La alberca
Las balas de Rufián
Esos proyectiles simbolizan su nivel político: todas sus soflamas son de fogueo
LA política moderna es sainetera. Los oradores con el léxico más raquítico de la historia parlamentaria se obstinan en hallar una diatriba diaria con la que justificar su jornal. A ver quién es más ingenioso en una frase corta que quepa en los rótulos de ... los informativos. Los diputados contemporáneos aspiran a ser monologuistas del Club de la Comedia, faranduleros, charlatanes. Y entre todos ellos el más empeñado en recitar vodeviles de corral es Gabriel Rufián, albañil de la palabra que se vende en las tabernas de su pueblo como arquitecto vanguardista. Rufián es un resumen perfecto de nuestro declive social: los estudios justos, una vida laboral escueta, una soberbia directamente proporcional a su ignorancia, un toque macarra y, sobre todo, una vanidad empalagosa. Su dialéctica gruesa, populachera y reguetonera nos ha ofrecido ya demasiados episodios tragicómicos en el Congreso, pero ninguno ha sido tan esperpéntico como el de las tres balas supuestamente recogidas en la valla de Melilla que se sacó del bolsillo de la chaqueta y colocó en el atril durante su intervención en el debate sobre el estado de la Nación. No se le puede negar su vis actoral, ese movimiento sosegado del brazo y el golpe de cada proyectil en la madera rompiendo su silencio efectista. ¿Cuántas veces habrá ensayado la escena durante el fin de semana poniendo las balas sobre el lavabo de su casa frente al espejo?
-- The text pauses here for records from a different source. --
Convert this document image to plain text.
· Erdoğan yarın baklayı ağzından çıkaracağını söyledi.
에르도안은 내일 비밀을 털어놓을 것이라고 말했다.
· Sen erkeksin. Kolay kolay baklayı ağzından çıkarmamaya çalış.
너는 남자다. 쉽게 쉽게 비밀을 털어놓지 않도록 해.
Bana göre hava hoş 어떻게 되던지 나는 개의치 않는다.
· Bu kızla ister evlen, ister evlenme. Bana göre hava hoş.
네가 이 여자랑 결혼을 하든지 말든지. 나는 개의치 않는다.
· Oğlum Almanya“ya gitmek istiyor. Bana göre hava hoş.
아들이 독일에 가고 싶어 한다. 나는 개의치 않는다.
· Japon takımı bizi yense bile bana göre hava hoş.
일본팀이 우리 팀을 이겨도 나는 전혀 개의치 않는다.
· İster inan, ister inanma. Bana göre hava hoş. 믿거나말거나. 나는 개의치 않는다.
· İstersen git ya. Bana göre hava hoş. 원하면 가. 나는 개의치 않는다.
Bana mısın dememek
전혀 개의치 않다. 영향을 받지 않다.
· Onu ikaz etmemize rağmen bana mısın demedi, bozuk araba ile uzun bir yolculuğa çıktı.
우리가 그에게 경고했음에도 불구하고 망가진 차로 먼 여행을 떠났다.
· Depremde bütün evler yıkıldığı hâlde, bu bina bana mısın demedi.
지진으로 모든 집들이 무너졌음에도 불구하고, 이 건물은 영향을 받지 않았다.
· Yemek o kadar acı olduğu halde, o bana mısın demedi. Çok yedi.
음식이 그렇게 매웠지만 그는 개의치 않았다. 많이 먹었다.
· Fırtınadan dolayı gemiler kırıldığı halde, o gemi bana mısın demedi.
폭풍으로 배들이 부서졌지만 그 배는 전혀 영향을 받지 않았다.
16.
La retórica política está en decadencia. Cervantes empleó en el Quijote 23.000 palabras distintas. Vale que el manco de Lepanto es un ejemplo excesivo, pero a principios del siglo XX un español culto usaba unas diez mil palabras. Hoy el vocabulario de los escritores más conocidos ronda las 5.000 y el de un español medio apenas las mil. No hay aún estudios sobre la pobreza léxica de Rufián, pero me atrevería a apostar a que no pasa de las 500 palabras. Por eso en lugar de construir un discurso serio acerca de los muertos en la valla de Melilla, sacó tres balas de su bolsillo. Lo que él no sabía es que eran de fogueo, como sus soflamas.